National Museum of the US Air Force Plans Major Expansion

189 foot Mach 3 monster, the North American XB-70 Valkyrie to become more accessible to museum visitors
Aircorps Art Dec 2019


189 foot Mach 3 monster, the North American XB-70 Valkyrie to become more accessible to museum visitors
189 foot Mach 3 monster, the North American XB-70 Valkyrie to become more accessible to museum visitors
The National Museum of the U.S. Air Force located at Wright-Patterson Air Force Base near Dayton, Ohio will be relocating it’s collection of one-of-a-kind experimental aircraft to a new $46 million gallery in 2015, giving its 1.2 million yearly visitors a chance to see the historic and futuristic aircraft that are presently stored in a closed-off hangar, inaccessible to the public.

Museum officials shut down public tours of the off-site Presidential and Research and Development hangar May 1 because of the mandatory budget cuts known as sequestration which has upset many of the museums visitors. Prior to the closure, guests who wanted to tour the hangar were required to show ID and board a shuttle bus which would take them to “Area B” located behind the gates of the base. Museum officials state that eliminating the shuttle bus operation and minimizing utility costs are projected to save about $120,000 a year.

North American X-15
North American X-15
Grumman X-29
Grumman X-29
Douglas X-3 Stiletto
Douglas X-3 Stiletto
The museum’s research, experimental and development aircraft collection will be added to a new hangar that is already planned to house the Presidential, Global Reach and Space Galleries which will showcase former Air Force One planes, cargo jets and NASA equipment.

The presidential planes on exhibit will include the Boeing VC-137C SAM 26000 that carried President John F. Kennedy’s body back to Washington after his assassination in Dallas in 1963 and was the craft in which President Lyndon Johnson was also sworn in to the Office of the Presidency.

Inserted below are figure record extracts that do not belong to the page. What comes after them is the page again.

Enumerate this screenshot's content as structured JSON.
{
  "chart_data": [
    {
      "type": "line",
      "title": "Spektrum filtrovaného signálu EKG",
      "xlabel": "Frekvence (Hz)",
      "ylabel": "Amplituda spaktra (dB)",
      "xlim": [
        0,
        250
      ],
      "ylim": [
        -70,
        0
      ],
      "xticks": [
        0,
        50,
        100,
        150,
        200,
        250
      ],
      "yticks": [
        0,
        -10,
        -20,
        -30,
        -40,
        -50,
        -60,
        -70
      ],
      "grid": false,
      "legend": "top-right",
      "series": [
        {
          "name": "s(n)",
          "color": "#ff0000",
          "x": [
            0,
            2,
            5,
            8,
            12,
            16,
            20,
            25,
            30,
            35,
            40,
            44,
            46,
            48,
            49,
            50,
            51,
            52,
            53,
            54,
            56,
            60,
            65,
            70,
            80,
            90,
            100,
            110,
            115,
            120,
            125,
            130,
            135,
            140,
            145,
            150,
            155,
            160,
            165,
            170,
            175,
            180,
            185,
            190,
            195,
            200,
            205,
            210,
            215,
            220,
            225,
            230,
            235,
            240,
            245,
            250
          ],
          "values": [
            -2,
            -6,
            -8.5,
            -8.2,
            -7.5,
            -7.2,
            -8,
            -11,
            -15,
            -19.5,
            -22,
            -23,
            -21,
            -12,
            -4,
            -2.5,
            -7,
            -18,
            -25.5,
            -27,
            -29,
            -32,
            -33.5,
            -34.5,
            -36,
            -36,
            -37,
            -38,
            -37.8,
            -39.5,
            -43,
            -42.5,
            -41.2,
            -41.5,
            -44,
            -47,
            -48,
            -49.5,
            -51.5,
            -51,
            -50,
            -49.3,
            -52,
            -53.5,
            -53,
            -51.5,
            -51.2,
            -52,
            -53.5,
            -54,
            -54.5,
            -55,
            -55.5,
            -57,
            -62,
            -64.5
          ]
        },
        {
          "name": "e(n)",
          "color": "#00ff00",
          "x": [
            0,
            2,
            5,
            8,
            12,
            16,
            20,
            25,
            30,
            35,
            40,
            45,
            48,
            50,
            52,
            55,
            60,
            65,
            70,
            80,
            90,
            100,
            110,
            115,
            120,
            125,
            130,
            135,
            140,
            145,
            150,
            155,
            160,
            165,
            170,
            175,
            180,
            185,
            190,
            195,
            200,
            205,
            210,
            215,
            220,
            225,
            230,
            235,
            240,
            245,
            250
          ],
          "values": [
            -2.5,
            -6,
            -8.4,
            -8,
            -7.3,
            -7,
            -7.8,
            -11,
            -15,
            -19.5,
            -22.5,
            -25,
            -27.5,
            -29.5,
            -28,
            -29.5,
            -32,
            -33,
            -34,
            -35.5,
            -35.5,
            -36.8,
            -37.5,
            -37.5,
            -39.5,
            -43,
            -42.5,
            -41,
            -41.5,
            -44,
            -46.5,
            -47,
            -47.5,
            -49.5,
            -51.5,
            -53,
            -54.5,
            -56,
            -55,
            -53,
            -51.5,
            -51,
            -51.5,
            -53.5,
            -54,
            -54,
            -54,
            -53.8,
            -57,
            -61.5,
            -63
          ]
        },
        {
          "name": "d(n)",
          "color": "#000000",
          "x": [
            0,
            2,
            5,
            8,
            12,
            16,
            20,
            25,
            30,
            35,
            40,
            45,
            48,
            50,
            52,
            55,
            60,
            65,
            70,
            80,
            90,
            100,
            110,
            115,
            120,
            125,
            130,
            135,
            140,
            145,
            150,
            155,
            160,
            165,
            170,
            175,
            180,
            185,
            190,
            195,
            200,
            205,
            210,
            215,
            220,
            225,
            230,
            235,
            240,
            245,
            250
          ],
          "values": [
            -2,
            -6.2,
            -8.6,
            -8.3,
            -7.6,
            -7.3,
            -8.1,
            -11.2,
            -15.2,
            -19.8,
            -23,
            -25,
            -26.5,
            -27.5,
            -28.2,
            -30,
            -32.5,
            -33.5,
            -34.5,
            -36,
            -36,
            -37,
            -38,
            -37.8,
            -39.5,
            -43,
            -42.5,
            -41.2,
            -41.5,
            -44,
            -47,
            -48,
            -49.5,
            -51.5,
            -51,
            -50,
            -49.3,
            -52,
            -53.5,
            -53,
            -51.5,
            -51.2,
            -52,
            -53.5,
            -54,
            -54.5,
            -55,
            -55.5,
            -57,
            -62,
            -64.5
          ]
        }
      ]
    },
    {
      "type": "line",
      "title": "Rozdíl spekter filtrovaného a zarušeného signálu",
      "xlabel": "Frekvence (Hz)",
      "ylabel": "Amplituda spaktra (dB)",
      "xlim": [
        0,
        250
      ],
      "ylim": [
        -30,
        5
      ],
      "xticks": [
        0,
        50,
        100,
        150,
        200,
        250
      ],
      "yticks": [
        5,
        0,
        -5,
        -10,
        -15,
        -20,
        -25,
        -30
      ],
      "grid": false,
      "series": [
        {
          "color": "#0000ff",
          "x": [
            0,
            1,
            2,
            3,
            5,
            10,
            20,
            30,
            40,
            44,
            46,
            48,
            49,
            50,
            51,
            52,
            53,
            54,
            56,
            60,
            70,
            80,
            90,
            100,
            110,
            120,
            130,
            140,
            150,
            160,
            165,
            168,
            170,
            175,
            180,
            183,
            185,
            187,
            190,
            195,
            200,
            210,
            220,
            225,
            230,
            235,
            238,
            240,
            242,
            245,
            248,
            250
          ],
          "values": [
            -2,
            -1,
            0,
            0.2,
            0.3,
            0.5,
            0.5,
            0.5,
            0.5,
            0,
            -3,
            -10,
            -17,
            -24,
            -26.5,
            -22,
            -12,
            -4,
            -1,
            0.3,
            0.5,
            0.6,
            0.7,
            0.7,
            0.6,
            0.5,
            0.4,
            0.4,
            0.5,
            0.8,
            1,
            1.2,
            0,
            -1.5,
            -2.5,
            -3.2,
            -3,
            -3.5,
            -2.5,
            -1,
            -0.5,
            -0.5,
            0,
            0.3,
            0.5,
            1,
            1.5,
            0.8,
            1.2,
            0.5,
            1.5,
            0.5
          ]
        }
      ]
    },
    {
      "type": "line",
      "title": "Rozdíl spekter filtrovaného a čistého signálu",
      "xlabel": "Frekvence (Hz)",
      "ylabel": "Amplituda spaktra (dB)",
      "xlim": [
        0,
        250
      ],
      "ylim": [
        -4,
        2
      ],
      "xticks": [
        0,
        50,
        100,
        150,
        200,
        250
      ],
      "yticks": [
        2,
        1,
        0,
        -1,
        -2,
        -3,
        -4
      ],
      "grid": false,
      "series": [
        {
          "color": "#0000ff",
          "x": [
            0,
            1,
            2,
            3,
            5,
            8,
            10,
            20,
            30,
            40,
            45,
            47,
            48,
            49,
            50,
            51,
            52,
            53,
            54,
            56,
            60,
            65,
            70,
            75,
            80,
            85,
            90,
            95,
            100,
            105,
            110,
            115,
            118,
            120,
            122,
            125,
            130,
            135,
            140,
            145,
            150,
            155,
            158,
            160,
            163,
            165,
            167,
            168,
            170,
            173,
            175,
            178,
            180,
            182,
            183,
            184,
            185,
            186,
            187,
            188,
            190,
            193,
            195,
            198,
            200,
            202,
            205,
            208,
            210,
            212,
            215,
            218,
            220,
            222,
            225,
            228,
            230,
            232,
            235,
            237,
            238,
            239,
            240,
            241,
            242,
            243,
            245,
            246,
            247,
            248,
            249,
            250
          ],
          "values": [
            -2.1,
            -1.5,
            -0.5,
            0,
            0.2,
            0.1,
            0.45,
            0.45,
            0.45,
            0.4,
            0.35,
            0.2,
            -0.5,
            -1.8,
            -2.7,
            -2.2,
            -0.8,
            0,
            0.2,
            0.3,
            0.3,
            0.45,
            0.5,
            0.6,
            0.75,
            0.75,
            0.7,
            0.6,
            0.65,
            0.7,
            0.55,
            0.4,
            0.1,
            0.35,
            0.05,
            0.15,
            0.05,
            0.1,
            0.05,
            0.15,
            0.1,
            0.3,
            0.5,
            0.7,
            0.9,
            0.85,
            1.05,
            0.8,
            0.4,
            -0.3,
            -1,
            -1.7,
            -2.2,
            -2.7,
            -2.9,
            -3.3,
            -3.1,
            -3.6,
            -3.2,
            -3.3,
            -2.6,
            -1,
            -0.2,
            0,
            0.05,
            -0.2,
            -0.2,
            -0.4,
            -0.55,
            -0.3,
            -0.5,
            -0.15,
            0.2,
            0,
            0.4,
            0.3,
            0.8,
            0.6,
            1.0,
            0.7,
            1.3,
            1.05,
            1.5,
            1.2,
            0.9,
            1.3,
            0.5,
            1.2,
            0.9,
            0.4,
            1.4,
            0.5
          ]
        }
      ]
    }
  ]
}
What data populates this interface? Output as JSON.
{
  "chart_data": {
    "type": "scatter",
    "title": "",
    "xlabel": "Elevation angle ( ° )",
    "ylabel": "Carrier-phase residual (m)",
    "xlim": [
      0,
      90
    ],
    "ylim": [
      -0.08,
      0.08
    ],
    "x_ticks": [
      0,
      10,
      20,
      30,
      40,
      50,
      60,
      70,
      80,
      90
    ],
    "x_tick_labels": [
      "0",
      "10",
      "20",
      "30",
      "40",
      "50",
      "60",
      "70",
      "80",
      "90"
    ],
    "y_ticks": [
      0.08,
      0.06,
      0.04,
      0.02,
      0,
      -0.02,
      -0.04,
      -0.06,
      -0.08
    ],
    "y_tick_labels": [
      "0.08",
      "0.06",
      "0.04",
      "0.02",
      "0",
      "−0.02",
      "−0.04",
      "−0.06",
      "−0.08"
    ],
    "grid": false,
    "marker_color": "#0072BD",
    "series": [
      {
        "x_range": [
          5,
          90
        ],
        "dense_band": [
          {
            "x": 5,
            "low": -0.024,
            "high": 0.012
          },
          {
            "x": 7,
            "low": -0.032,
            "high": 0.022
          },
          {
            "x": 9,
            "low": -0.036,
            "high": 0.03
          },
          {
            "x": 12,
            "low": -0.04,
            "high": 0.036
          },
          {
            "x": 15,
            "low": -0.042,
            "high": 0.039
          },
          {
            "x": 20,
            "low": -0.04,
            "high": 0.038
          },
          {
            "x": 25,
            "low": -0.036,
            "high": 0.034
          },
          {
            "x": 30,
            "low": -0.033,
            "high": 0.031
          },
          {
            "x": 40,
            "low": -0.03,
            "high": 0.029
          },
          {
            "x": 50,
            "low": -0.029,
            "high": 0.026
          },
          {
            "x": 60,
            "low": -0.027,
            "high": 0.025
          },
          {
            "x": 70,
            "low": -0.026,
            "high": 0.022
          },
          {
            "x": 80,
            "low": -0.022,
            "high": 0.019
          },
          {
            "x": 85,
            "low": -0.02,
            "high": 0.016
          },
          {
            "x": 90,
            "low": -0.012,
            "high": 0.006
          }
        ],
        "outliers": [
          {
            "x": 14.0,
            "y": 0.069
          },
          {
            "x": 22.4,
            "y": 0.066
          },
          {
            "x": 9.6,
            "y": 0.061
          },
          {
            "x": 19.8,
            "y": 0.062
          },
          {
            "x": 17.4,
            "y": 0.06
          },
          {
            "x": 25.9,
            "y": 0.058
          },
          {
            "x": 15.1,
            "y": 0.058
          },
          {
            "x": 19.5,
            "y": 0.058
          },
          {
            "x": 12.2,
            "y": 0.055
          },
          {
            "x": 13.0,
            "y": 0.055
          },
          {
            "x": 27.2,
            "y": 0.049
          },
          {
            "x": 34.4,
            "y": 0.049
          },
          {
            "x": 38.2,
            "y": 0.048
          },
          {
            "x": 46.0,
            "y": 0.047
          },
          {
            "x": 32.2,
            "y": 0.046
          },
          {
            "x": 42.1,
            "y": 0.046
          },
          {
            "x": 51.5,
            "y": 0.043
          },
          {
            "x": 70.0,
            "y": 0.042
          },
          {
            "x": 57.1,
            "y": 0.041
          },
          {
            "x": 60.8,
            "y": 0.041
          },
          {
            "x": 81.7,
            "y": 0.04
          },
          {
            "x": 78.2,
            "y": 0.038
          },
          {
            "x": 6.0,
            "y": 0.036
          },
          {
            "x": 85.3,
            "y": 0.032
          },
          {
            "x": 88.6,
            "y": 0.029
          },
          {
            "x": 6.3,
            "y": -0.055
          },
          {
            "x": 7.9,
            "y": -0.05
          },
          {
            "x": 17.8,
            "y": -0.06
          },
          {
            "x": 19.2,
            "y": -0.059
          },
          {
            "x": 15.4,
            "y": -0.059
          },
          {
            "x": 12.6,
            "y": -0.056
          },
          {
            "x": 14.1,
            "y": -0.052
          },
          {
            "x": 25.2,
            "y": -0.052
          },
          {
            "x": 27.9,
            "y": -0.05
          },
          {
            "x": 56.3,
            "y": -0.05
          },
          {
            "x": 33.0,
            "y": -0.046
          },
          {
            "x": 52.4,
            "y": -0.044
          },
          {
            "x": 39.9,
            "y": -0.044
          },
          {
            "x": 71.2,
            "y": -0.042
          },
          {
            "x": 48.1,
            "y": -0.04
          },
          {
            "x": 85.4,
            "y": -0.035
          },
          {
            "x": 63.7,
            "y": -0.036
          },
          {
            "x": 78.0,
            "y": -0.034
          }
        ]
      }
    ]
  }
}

Other presidential planes on display will include planes used by Franklin Roosevelt, Richard Nixon and Ronald Reagan.

The over two dozen experimental planes scheduled for display include the gargantuan, six-engined, Mach 3+, delta winged North American XB-70 Valkyrie, the reverse-winged Grumman X-29 and another North American product, the hypersonic X-15 rocket plane which to this day holds the world record for the fastest speed achieved by a manned aircraft, set in 1967 when it reached 4,520 miles per hour with test pilot William J. “Pete” Knight at the controls. “Each one of these artifacts, those exhibits, are engineering marvels,” said Richard V. Reynolds, chairman of the Air Force Museum Foundation, Inc. Board of Managers and a retired Air Force lieutenant general.

Construction of the new hangar is scheduled to begin in 2014 with the building being opened to the public in the summer of 2015. The museum’s foundation has raised more than $38 million for the privately funded expansion through gift, ticket and food sales at the museum, foundation memberships, and individual and corporate donations. The Air Force pays the costs to operate the museum, however because of the sequestration that led to $374,000 in cuts, the foundation is contributing an additional $42,000 to pay utility expenses one day a week through the summer.